The lesson for anyone building a food business isn't about being Bolivian or altitude-specific. It's simpler: the most compelling concepts are the ones that could only exist where they exist. Not built against their context — built from it.
If your concept could open anywhere, it might not stand for anything.
SIDE PLATE

Gustu is the restaurant in La Paz co-founded by Claus Meyer — one of the original minds behind Noma — that sources 100% Bolivian ingredients and trains chefs from underserved communities. It's now run by Bolivian chefs Jairo Michel and Kenzo Hirose, after former head chef Marsia Taha — named Latin America's Best Female Chef 2024 — left in October 2024 to open her own restaurant, Arami, focused on Amazonian ingredients and rainforest produce.
I haven't eaten at either (yet) — both are on the list. But the trajectory matters: a restaurant builds the thesis, trains the people, proves the concept. Then those people leave and open something of their own, pushing the scene further. That's how a food culture compounds.

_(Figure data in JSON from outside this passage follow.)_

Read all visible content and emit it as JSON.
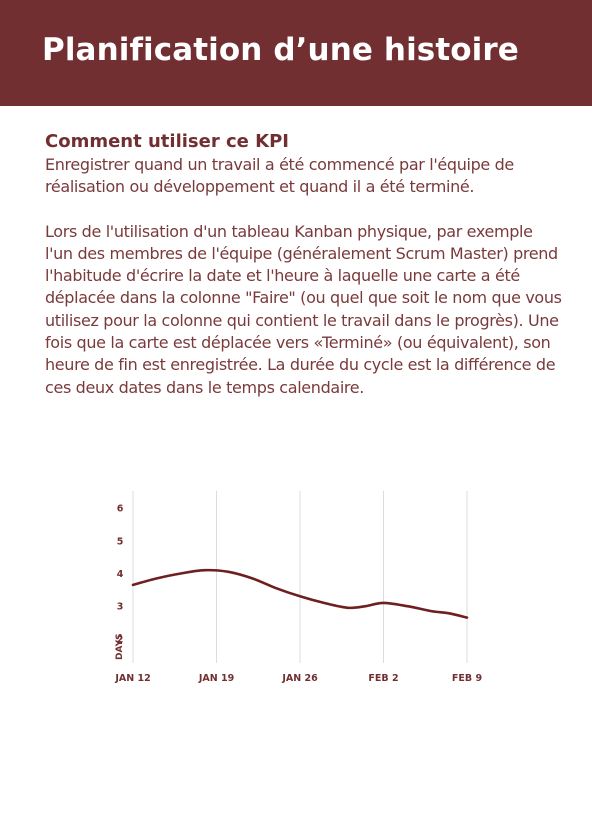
{
  "header": {
    "title": "Planification d’une histoire",
    "background_color": "#722f31"
  },
  "kpi": {
    "heading": "Comment utiliser ce KPI",
    "paragraphs": [
      "Enregistrer quand un travail a été commencé par l'équipe de réalisation ou développement et quand il a été terminé.",
      "Lors de l'utilisation d'un tableau Kanban physique, par exemple l'un des membres de l'équipe (généralement Scrum Master) prend l'habitude d'écrire la date et l'heure à laquelle une carte a été déplacée dans la colonne \"Faire\" (ou quel que soit le nom que vous utilisez pour la colonne qui contient le travail dans le progrès). Une fois que la carte est déplacée vers «Terminé» (ou équivalent), son heure de fin est enregistrée. La durée du cycle est la différence de ces deux dates dans le temps calendaire."
    ]
  },
  "chart_data": {
    "type": "line",
    "ylabel": "DAYS",
    "yticks": [
      "2",
      "3",
      "4",
      "5",
      "6"
    ],
    "ylim": [
      1.2,
      6.4
    ],
    "xticks": [
      "JAN 12",
      "JAN 19",
      "JAN 26",
      "FEB 2",
      "FEB 9"
    ],
    "xlim": [
      0,
      28
    ],
    "grid": "vertical",
    "line_color": "#6e1f1f",
    "series": [
      {
        "x": [
          0,
          2,
          4,
          6,
          8,
          10,
          12,
          14,
          16,
          18,
          19.5,
          21,
          23,
          25,
          26.5,
          28
        ],
        "values": [
          3.65,
          3.85,
          4.0,
          4.1,
          4.05,
          3.85,
          3.55,
          3.3,
          3.1,
          2.95,
          3.0,
          3.1,
          3.0,
          2.85,
          2.78,
          2.65
        ]
      }
    ]
  }
}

The founding logic at Gustu — build everything around what Bolivia actually has, not what fine dining elsewhere is supposed to look like — produced not just one good restaurant, but a generation of chefs who think the same way.
WHAT'S COOKING
The most interesting conversations I have with new projects start in the same place: not “what do you want to sell” but “where does this actually come from?” That’s where the positioning lives — and usually where the most honest version of the concept is hiding.